Kentucky's assistant adjutant general for Air, Brig. Gen. Mark Kraus, encouraged the men and women of the Kentucky Air National Guard to take pride in their accomplishments and the heritage of those who came before them.
"You should be rightly proud, not only of your recognition as top achievers but also of the heritage of this organization -- an organization that from its very beginning valued excellence and built upon that foundation block by block," he said. "Let me encourage you to continue to mark a path of excellence, both professionally and personally. It will equip you for the tasks and challenges that lie ahead and serve to inspire a future generation of Kentucky Air National Guardsmen who will follow your lead.
"Thank you again for your exemplary service, your sacrifice and the difference you make every day toward mission accomplishment. Folks, I simply could not be more proud to serve along side you."
Col. Greg Nelson, commander of the 123rd Airlift Wing, thanked his Airmen for their continued legacy of excellence in defense of America.
"What a great day to be in the Kentucky Air National Guard, and what an outstanding day to be a member of the 123rd Airlift Wing," he said. "To the men and women of the 123rd Airlift Wing: Thank You. This is your award. This is your day to celebrate.

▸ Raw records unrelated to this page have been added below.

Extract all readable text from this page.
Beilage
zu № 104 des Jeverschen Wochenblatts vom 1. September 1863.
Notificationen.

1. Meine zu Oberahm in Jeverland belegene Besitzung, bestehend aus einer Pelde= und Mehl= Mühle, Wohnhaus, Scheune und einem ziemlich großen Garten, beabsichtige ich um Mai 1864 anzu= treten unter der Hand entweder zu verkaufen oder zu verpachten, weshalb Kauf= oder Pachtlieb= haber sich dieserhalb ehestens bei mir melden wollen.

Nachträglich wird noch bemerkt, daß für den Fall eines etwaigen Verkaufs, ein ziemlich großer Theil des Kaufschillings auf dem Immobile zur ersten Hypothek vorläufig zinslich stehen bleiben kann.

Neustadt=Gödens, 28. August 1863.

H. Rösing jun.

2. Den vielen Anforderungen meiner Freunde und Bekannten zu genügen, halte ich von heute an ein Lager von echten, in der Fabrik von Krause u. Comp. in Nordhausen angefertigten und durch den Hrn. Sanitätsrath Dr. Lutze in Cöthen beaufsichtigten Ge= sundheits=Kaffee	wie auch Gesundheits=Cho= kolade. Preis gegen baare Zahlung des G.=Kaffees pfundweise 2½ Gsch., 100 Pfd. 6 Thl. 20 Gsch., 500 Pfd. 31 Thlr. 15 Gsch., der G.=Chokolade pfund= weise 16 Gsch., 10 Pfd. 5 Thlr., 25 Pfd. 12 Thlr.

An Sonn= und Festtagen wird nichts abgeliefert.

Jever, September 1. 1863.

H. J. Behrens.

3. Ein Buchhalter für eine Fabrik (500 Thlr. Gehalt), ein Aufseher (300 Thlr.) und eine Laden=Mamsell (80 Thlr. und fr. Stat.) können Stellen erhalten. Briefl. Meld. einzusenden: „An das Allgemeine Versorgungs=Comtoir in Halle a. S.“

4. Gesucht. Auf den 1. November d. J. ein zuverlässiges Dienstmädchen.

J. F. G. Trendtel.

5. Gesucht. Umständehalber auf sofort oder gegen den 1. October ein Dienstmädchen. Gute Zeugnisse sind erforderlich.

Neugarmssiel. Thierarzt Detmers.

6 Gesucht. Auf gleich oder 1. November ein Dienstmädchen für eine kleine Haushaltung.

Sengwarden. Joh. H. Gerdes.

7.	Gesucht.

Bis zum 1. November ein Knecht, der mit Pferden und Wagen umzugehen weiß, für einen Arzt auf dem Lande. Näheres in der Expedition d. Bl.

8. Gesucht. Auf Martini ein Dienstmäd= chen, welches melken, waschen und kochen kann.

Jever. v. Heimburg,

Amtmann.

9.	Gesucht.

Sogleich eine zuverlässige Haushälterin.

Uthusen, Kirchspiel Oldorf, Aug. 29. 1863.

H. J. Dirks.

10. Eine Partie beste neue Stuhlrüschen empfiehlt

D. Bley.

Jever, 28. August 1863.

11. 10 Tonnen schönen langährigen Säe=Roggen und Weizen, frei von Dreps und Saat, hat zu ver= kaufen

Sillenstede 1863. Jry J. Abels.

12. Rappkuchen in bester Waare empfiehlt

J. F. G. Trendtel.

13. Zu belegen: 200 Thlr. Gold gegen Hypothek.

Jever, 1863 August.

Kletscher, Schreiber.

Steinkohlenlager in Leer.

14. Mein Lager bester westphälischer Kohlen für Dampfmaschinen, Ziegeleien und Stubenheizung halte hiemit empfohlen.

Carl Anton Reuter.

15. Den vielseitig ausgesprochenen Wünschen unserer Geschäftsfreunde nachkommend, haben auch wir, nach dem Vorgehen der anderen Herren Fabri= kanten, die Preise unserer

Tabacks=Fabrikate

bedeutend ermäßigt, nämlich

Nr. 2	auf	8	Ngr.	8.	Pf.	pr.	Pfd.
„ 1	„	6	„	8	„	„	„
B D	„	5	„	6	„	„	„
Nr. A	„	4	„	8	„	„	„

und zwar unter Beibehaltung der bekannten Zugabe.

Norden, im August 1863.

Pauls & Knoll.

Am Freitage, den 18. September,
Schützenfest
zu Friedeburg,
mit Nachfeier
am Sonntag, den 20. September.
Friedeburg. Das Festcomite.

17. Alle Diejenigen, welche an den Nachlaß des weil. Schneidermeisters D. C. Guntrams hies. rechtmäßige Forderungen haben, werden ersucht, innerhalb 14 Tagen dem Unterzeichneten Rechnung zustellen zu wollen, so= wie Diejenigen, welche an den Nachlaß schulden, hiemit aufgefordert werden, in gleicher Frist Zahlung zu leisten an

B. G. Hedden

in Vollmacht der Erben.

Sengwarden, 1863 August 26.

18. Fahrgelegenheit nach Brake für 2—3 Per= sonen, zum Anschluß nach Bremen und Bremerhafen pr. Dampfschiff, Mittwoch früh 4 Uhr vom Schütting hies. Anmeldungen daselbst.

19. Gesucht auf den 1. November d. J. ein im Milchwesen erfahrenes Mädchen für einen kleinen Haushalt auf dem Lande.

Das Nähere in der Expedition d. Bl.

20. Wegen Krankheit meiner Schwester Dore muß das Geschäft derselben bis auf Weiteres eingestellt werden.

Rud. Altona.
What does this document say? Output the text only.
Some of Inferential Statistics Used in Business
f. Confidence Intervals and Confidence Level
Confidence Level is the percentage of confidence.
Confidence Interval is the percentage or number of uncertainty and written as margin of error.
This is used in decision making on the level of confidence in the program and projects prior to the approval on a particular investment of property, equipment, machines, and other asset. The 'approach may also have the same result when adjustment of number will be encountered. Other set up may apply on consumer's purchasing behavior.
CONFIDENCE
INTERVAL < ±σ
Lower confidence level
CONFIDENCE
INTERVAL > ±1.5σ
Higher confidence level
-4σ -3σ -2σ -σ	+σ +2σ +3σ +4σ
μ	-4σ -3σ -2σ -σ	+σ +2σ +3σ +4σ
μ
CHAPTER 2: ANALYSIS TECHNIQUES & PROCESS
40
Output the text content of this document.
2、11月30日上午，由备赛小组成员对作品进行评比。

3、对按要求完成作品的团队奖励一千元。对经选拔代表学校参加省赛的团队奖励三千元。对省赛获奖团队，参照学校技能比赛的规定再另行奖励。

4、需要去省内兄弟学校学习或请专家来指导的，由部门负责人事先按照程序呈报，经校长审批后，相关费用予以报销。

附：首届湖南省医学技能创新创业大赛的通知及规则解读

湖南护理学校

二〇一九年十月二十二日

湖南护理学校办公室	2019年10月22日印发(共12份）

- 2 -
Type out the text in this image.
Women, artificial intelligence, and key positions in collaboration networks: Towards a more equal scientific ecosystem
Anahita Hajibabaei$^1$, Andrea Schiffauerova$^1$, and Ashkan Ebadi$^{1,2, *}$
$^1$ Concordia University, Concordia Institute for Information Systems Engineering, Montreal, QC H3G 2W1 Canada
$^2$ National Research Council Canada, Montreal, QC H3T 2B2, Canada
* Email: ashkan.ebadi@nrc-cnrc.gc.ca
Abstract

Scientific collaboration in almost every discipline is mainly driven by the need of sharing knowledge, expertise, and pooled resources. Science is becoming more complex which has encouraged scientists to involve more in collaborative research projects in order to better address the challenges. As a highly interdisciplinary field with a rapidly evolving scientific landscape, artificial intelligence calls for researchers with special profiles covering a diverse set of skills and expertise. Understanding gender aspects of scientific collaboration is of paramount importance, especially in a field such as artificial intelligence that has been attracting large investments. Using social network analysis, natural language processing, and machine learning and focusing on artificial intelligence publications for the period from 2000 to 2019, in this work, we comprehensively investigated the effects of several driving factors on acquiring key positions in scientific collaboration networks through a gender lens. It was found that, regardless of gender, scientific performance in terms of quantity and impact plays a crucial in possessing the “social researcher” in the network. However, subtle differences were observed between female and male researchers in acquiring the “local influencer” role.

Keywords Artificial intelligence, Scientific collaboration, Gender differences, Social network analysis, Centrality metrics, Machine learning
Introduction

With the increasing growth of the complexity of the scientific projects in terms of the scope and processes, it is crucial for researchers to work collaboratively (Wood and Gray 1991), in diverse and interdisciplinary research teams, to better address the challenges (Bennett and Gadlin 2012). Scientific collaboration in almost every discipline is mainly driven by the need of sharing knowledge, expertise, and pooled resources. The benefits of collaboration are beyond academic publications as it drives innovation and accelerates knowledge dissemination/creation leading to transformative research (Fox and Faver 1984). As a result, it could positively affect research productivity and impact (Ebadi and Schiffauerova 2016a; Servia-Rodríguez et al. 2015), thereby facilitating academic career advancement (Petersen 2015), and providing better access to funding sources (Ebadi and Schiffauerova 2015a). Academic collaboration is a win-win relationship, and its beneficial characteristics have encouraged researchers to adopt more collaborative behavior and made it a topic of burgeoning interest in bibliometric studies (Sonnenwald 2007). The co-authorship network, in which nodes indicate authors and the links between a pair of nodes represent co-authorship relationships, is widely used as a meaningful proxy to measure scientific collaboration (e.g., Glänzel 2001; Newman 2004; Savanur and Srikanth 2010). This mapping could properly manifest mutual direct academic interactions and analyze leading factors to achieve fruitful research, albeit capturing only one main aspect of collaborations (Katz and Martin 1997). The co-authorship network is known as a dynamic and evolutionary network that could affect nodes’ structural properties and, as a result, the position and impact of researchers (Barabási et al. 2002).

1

"Wing Command Chief Master Sgt. Curtis Carpenter and I can't thank you enough for the great things you did during this time period of October 2009 to September 2011. We also can't thank you enough for every day you've been in the fight since the attack of 11 September 2001.
"Thanks to the retirees who established our heritage, and thanks to every single one of you for the oath you took, swearing your allegiance to support the constitution and your promise to fight for our freedom every single day. The 123rd Airlift Wing is the best tactical airlift wing in the United States Air Force. Thank for standing ready, thank you for flying safe and fighting hard."